I read something today that really made sense to me. I'm doing the 52 Weight Loss Missions (an ipad app) and in Mission 4, it quotes Geneen Roth, who is apparently a women-food guru. The thought was this:
For every diet there is an equal and opposite binge.
I know, right?? It was like an "AHA!" moment for me. Every time I try to diet, I fail. And I think the reason is another thing said in Mission 4:
psycological self-abuse
This hits home, too! Think about it. It's an abusive cycle when you try and "diet." You do well, your body feels deprived, you can't do anything but think of food, you binge, you feel defeated, you berate yourself, feel disgusted with yourself and then try and start over again, perhaps this time being even more strict, which would lead to an even worse (and equal/opposite) binge.

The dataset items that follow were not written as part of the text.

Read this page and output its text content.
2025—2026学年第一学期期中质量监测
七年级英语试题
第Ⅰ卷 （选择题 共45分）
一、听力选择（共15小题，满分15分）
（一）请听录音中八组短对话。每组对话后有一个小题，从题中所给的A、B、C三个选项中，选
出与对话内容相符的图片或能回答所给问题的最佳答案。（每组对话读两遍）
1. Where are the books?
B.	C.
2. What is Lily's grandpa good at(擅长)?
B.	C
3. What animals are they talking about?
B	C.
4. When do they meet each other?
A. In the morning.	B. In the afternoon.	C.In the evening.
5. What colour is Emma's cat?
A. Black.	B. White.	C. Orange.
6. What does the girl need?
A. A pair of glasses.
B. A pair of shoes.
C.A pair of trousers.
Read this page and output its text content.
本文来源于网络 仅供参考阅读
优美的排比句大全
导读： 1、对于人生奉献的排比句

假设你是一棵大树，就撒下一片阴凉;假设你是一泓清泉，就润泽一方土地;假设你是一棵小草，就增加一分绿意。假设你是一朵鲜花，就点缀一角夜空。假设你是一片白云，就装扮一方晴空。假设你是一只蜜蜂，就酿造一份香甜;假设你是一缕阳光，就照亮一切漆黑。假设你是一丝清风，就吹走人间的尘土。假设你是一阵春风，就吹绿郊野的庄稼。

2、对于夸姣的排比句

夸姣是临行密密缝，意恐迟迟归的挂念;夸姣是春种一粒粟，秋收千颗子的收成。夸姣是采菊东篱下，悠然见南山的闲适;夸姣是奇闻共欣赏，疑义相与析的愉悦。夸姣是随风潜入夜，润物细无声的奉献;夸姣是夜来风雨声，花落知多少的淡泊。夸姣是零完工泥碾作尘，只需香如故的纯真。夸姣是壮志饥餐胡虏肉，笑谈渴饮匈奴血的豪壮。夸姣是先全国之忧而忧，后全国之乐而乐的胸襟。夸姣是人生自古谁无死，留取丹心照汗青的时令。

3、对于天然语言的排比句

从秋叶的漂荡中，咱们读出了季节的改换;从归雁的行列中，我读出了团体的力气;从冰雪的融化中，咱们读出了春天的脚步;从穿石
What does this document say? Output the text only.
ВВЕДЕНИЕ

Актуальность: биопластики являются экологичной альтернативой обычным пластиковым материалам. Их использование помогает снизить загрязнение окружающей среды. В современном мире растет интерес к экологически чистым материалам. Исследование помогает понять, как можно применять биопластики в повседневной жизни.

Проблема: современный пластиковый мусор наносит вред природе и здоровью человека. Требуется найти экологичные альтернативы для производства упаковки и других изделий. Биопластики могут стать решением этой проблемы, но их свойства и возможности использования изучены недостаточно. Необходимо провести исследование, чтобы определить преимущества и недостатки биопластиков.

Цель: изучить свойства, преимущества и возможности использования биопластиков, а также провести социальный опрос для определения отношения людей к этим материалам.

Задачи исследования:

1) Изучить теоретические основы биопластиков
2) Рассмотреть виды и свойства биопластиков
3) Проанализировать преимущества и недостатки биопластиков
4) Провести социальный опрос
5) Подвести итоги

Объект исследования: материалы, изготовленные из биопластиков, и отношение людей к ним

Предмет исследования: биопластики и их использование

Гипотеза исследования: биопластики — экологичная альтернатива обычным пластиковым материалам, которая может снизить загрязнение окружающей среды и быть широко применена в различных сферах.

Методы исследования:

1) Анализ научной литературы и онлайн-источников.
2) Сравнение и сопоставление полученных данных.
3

No wonder dieting doesn't work!
I think I have to recommend this 52 Weight Loss Missions to everyone. I'm finding it to be a refreshing look at this whole process. Some really good ideas. Really motivating.
So, bottom line is, I can't really DIET. I need to think about what I eat, but I can't starve myself or make things so restricting that I fail. Again.
Of course, I realize this means I'm not going to lose the weight like I do when I go on a fad diet. Those work to a degree over a very short time period, but again, the opposite binge happens to undo it all. So rather than fast and furious, I need to take it slow and steady. Which means I shouldn't get upset by the slowness of it.
I will, of course, get upset by the slowness of it. But that's what this blog is for. A daily motivational reminder of what I'm doing, how I 'm doing, and a tool to get me through those "down" times.
Today I feel pretty good. This morning already fell apart in my plans, but with a family of four kids, three dogs, two cats and a hubby, this is bound to happen. I got up and rode, but one daughter needed a shower early this morning (and chose our shower ... why? I have no idea) so I wasn't able to have my quiet meditation time after my bike ride or get in the shower afterwards (no hot water). But, that's okay. I still got my bike ride in. I can be fluid. I can work around these things. I do miss my mediation, which is interesting because I didn't realize how much it was doing for me, so really, maybe it was a good thing, this disruption, because it has shown me that the meditation is another tool that seems to be working for me.
So, I feel good. My muscles all ache in a good way. I went up on weight yesterday on the bowflex. My leg muscles are feeling the bike. I haven't gotten on the scale, but I feel good. And I'm not supposed to focuse on the weight aspect anyway. So feeling good is a good thing!
This is how I feel today:
And this:
So ... off to do the rest of my day!